Wczoraj nie bardzo mogłam tu zajrzeć, bo jakiś zagoniony dzień miałam, obiadek u teściów, no i się przedłużyło, więc wróciliśmy bardzo późno do domku... A dziś jakiś ciag dalszy, niedługo lecę do siostry na imieninowy obiadek i ciasteczko:-pNa razie mam jednak ciszę i spokój, i niczym nie skrępowany dostęp dp kompa, bo mój Mąż dzisiaj... w więzieniu... (śpiewają z naszym chórem na jakiejś Mszy dla więźniów, a ja jako cieżarna zostałam zwolniona z tej imprezy:tak:).
Iwee wielkie gratulacje!

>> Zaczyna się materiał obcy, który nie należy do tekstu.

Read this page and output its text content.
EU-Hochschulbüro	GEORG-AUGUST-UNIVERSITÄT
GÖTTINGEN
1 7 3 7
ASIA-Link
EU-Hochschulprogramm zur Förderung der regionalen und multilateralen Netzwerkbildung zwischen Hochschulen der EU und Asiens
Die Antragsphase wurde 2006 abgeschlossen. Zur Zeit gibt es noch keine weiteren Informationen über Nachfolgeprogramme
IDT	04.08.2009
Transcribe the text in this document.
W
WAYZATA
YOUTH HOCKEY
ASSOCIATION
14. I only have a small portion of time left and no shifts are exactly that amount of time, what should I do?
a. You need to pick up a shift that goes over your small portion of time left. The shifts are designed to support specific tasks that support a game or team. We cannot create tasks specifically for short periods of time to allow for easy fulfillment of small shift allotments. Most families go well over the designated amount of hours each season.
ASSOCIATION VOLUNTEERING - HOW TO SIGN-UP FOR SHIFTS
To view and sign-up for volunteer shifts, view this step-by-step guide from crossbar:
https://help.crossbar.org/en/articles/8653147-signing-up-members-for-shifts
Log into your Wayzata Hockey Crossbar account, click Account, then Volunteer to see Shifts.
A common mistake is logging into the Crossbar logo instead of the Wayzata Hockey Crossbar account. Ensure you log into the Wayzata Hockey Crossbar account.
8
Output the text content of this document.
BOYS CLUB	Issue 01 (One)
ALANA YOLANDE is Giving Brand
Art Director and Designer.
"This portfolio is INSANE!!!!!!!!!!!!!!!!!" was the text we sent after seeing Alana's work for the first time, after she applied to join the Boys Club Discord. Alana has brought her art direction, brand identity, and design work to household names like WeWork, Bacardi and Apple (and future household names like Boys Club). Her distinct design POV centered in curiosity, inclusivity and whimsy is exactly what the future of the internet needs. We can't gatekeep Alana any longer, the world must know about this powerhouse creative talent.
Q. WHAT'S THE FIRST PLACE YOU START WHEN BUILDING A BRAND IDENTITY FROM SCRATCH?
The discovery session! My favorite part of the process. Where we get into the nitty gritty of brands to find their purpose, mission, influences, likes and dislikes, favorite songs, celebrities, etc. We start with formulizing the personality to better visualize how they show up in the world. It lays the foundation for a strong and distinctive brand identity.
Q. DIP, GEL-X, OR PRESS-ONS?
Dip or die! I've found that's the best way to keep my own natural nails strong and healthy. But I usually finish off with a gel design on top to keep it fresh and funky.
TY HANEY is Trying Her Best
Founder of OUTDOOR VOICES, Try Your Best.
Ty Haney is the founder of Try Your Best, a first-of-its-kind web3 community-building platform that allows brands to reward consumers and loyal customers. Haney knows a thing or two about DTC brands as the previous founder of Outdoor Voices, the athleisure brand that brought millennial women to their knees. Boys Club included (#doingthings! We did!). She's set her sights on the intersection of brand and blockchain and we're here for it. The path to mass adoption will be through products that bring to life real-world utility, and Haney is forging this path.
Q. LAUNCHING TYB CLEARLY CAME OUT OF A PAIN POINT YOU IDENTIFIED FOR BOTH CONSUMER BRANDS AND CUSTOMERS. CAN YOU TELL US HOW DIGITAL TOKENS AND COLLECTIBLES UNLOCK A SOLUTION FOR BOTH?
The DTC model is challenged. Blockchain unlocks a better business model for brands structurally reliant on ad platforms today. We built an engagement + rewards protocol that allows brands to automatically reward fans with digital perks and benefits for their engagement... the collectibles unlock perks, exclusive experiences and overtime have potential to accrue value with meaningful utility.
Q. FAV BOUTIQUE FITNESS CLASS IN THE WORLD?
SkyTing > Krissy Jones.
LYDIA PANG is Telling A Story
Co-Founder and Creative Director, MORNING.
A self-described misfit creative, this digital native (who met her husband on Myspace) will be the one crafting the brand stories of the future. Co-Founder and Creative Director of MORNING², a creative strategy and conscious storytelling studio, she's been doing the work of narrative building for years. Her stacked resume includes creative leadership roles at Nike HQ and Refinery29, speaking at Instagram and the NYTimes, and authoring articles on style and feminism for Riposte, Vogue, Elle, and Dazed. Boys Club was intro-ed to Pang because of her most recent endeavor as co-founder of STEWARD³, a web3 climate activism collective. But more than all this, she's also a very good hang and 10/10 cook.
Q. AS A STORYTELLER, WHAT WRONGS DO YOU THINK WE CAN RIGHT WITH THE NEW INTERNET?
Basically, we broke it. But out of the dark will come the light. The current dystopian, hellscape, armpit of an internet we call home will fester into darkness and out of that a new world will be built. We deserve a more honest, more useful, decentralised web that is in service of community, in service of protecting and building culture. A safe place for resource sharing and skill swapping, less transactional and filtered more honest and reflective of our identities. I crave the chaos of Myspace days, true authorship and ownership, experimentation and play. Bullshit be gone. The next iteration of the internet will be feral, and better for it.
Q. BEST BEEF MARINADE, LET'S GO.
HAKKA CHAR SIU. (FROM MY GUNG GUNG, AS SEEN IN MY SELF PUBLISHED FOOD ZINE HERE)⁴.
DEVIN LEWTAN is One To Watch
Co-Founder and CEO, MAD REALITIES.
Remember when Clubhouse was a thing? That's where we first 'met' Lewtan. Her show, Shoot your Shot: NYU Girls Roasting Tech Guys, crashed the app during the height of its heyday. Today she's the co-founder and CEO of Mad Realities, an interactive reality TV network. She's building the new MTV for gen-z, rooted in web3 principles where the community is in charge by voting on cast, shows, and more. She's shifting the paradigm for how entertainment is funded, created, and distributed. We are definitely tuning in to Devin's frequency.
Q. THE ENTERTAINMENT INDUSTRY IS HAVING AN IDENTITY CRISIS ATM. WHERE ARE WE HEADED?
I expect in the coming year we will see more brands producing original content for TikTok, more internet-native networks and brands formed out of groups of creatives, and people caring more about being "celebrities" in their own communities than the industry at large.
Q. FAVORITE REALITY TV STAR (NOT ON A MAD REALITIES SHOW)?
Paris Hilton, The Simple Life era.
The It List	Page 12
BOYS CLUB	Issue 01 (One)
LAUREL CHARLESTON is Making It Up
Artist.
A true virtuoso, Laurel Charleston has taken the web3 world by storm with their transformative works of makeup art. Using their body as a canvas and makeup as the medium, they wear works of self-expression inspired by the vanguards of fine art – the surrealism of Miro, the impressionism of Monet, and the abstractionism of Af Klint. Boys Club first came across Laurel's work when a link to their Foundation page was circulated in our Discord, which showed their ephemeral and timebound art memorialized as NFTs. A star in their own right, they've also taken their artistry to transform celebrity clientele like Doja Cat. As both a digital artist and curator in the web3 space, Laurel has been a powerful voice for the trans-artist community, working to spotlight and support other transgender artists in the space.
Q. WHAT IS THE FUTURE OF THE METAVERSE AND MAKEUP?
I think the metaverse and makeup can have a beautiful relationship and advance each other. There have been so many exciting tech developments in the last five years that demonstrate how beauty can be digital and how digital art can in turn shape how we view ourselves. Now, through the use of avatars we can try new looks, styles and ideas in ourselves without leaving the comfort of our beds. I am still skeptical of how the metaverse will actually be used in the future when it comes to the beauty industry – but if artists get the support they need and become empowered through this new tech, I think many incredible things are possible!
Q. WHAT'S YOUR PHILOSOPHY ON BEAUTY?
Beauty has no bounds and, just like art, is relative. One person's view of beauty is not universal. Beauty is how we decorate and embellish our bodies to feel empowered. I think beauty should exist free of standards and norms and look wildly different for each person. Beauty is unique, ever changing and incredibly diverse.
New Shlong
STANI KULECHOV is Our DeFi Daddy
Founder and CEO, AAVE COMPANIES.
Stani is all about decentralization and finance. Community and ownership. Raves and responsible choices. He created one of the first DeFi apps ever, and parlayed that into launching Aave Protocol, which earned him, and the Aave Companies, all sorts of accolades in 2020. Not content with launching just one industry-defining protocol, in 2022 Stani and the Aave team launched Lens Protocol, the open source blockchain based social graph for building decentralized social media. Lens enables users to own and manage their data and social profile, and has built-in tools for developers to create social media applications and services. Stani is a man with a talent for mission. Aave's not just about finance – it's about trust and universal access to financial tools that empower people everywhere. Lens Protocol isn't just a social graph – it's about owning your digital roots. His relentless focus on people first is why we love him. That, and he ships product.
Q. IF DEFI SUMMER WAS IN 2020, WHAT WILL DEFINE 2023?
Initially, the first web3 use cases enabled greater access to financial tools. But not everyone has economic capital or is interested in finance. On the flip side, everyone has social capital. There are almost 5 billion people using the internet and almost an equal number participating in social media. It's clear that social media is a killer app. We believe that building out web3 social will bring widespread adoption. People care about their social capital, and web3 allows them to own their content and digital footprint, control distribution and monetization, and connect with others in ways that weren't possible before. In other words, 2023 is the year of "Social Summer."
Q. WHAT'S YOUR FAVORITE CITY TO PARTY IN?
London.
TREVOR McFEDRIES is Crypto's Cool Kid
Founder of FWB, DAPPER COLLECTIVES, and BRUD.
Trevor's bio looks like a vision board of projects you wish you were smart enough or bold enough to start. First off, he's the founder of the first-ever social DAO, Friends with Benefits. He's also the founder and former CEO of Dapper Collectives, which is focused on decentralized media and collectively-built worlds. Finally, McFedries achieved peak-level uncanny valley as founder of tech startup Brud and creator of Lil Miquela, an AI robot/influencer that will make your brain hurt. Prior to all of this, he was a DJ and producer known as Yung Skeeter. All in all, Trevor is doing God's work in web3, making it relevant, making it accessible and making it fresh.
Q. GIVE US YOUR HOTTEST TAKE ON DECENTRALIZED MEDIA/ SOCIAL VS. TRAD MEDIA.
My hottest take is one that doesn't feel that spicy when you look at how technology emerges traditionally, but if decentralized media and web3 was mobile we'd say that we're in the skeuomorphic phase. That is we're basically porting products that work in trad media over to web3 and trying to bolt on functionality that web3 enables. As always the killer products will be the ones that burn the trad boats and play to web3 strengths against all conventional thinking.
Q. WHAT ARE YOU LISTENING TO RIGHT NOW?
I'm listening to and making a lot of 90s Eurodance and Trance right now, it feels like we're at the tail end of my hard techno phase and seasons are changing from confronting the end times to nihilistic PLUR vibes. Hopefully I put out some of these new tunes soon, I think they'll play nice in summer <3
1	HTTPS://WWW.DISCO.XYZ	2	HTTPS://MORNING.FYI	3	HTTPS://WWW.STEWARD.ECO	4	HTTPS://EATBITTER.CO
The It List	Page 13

Cały czas się zastanawiam jak to jest czuć nie jedno, ale dwa Maluszki w sobie :shocked2:
Isabela, ja nie powinnam oglądać takich filmików... ja mogę być w ciazy, ale rodzić NIE CHCĘ! Po prostu niech mnie uśpią, wytną dziecko, a potem wybudzą... i tak nie będę się umiała nim zająć:no:
Normalnie myślałam, że się porzygam, za przeproszeniem. Nie dam rady, sorry. Taka mnie refleksja naszła, tak, śmiejcie się, że ja nawet nie mam tyle miejsca między nogami, żeby dziecko mi się tamtędy przepchnęło... Może jeszcze jakby mi się ten poród zaczynał naturalnie, to pewnie jest inaczej. Ale ponieważ pewnie będą go indukować ze dwa tygodnie przed terminem różnymi możliwymi sposobami (nie tylko kroplówką z oxy- to jest akurat wersja light), to nie sądzę, żeby mój organizm był gotowy na cokolwiek. Ciekawe, jak z gotowością dziecka :confused:
Poza tym nie wiem o czym ja myślałam decydując się na dziecko. Że co, że będzie takie ładne, spokojne, różowe, słodkie cały czas?! Qrde, mam wrażenie, że porwałam się na coś, z czego niekoniecznie zdawałam sobie sprawę, a teraz za póżno żeby się wycofać. Nie znam się na dzieciach, nie przepadam za nimi, nie mam instynktu przedszkolanki albo matki-polki, nie mam pojęcia jak się obchodzić np. z chorym dzieckiem, i z dzieckiem w ogóle, nie wiem, jak rozpoznam, że płacze bo ma mokro, a nie chce mu się jeść, albo na odwrót, finansowo chyba polegniemy, jeśli chcę iść na choc trochę wychowawczego, mając kredyt na karku... No i moje Małe to pewnie teraz odczuwa. Niezły życiowy start, nie ma co... :sad::no2:
Ojejku smutno mi sie zrobiło po przeczytaniu.A te twoje rosterki świadczą tylko o tym,że kochasz to dzieciątko i chcesz dla niego jak najlepiej. Rosea kochana ,juz teraz jest między tobą a maleństwem bardzo silna więź-a po porodzie sama zobaczysz jak jużgo pod sercem nie bedzie to jak wezmą choć na chwilkę to bedzie ci sie wydawać ,że kazda minutka to wieczność- zrozumiecie sie bez słów- i uwierz bedziesz robic wszystko instynktownie- wszystko przyjdzie w swoim czasie.Każego dnia po narrodzinach bedziesz nabywać nowe doświadczenia ,a każdy mały wyczyn maluszka bedzie bardzo ważny dla ciebie - kiedy poraz pierwszy sie odwruci samo na boczek, kiedy bedzie gawożyć i powtarzać -a gu !!! po tobie. Kiedy poraz pierwszy usłyszysz słowo mama -bedziesz najszczęśliwsza pod słońcem. I juz sie nie bedziesz mogła doczekać kiedy bedzie siedzieć , raczkować chodzić. Za twą miłość i troskę maluszek będzie ci sie odpłacać uśmiechem- a jak podrośnie i bedzie w wieku mojego Olusia -jak zapytasz czy cie kocha uściska cie i da ci ogromniastego buziaka.
Zobaczysz sama kochana .
A porodu naturalnego nie doświadczyłam- tylko cesarkę - ale powiem ci że przy naturalnym męczysz sie kilka godzin- a po cesarce czeka długi okres rekonwalenscencji i ogromniasty ból, na początku z płaczem wstajesz i wogóle - ale miłość do maluszka i maluszek jest najlepszym znieczuleniem na każdy rodzaj bólu.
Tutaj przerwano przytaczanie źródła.